A DataFrame containing the TSV data, or an iterator yielding DataFrames if chunksize is specified.

Return type:

pd.DataFrame or TextFileReader

Raises:
  • ValueError – If chunksize is not a positive integer or None.

  • RuntimeError – If the TSV cannot be parsed after skipping up to max_skip lines.

  • Pandas ParserError – If the TSV cannot be parsed due to a format error (after retries).

stream_polars(url, sep='\t', chunksize=None, max_skip=5, low_memory=False, **pl_kwargs)[source]#

Read a TSV from a URL or local file into a Polars DataFrame with resilient header handling.

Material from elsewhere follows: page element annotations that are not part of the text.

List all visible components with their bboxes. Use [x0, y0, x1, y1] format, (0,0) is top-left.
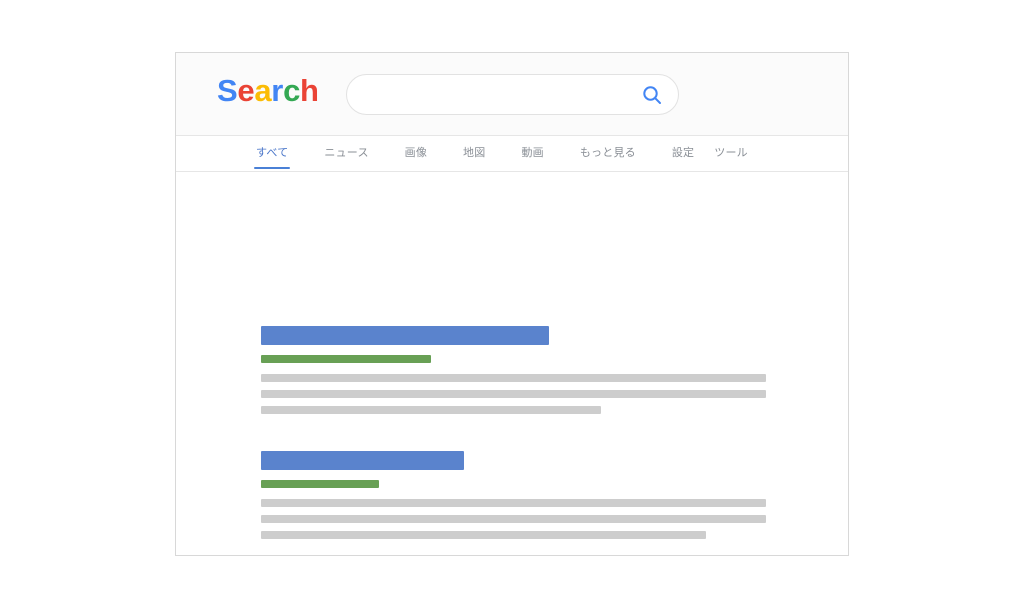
nav-tab-7[interactable]: ツール — [714, 136, 748, 169]
nav-tabs: すべて ニュース 画像 地図 動画 もっと見る 設定 ツール — [176, 136, 848, 172]
nav-tab-5[interactable]: もっと見る — [580, 136, 636, 169]
result-title-placeholder[interactable] — [261, 326, 549, 345]
result-snippet-line-2 — [261, 390, 766, 398]
nav-tab-0[interactable]: すべて — [253, 136, 291, 169]
result-title-placeholder[interactable] — [261, 451, 464, 470]
search-box[interactable] — [346, 74, 679, 115]
nav-tab-3[interactable]: 地図 — [463, 136, 485, 169]
brand-logo[interactable]: Search — [217, 75, 319, 106]
brand-letter-0: S — [217, 73, 238, 108]
result-snippet-line-1 — [261, 374, 766, 382]
brand-letter-1: e — [237, 73, 255, 108]
search-app-window: Search すべて ニュース 画像 地図 動画 もっと見る 設定 ツール — [175, 52, 849, 556]
search-result-2[interactable] — [261, 451, 766, 539]
search-input[interactable] — [365, 75, 635, 114]
result-url-placeholder — [261, 480, 379, 488]
result-snippet-line-3 — [261, 531, 706, 539]
nav-tab-1[interactable]: ニュース — [324, 136, 368, 169]
search-icon — [643, 86, 661, 104]
result-snippet-line-2 — [261, 515, 766, 523]
nav-tab-4[interactable]: 動画 — [521, 136, 543, 169]
nav-tab-6[interactable]: 設定 — [672, 136, 694, 169]
brand-letter-2: a — [254, 73, 272, 108]
result-snippet-line-3 — [261, 406, 601, 414]
brand-letter-3: r — [271, 73, 284, 108]
search-result-1[interactable] — [261, 326, 766, 414]
result-snippet-line-1 — [261, 499, 766, 507]
brand-letter-5: h — [300, 73, 319, 108]
brand-letter-4: c — [283, 73, 301, 108]
search-header: Search — [176, 53, 848, 136]
search-submit-button[interactable] — [640, 83, 664, 107]
result-url-placeholder — [261, 355, 431, 363]
nav-tab-2[interactable]: 画像 — [405, 136, 427, 169]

The helper will retry with increasing skip_rows when Polars raises an error (useful for files with extra header lines). When chunksize is provided an iterator is returned.

Parameters:
  • url (str ) – The URL or local file path to read the TSV from.

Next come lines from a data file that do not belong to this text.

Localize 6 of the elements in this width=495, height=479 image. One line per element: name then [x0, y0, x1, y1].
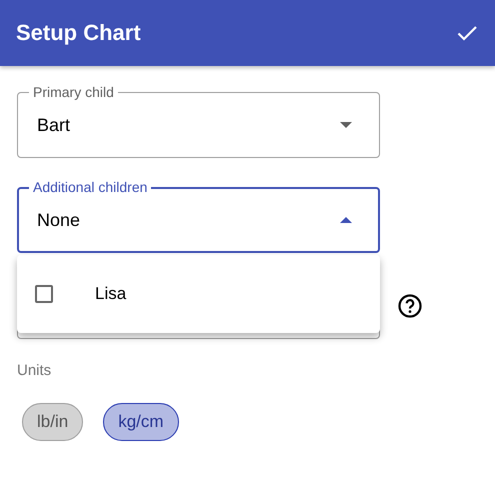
- units-label: Units: [17, 362, 52, 379]
- field-label: Additional children: [29, 179, 152, 195]
- field-label: Primary child: [29, 84, 118, 100]
- app-title: Setup Chart: [16, 20, 141, 46]
- field-value: None: [37, 210, 82, 230]
- field-value: Bart: [37, 114, 72, 136]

  • sep (str ) – The delimiter to use (default is tab).

  • chunksize (int or None) – If an integer is provided, returns an iterator that yields DataFrames of that many rows. If None, returns a single DataFrame.

  • max_skip (int ) – The maximum number of lines to skip when trying to parse the TSV.

  • **pl_kwargs – Additional keyword arguments passed to pl.read_csv.

  • low_memory (bool )

Returns:

A Polars DataFrame containing the TSV data, or an iterator yielding DataFrames if chunksize is specified.

Return type:

pl.DataFrame or Iterator[pl.DataFrame]

Raises:
  • ValueError – If chunksize is not a positive integer or None.

  • RuntimeError – If the TSV cannot be parsed after skipping up to max_skip lines.

  • Polars Error – If the TSV cannot be parsed due to a format error (after retries).

stream_tree(url, **skbio_kwargs)[source]#
Parameters:

url (str )

Return type:

Generator

stream_txt(url, chunksize=None, httpx_client=None, **httpx_kwargs)[source]#

Stream a plain-text resource. When chunksize is None the full text is returned as a string. When chunksize is an integer the function yields lists of lines.

Parameters:
  • url (str ) – The URL to stream the text from.

  • chunksize (int or None) – If an integer is provided, yields lists of lines of that size. If None, yields the entire text as a single string.

  • httpx_client (httpx.Client, optional) – An optional httpx.Client to use for the request. If None, a new client will be created for the request.

  • **httpx_kwargs – Additional keyword arguments passed to the httpx.Client.request() method

Returns:

The full text as a string if chunksize is None, or a generator yielding lists of lines if chunksize is an integer.

Return type:

str or Generator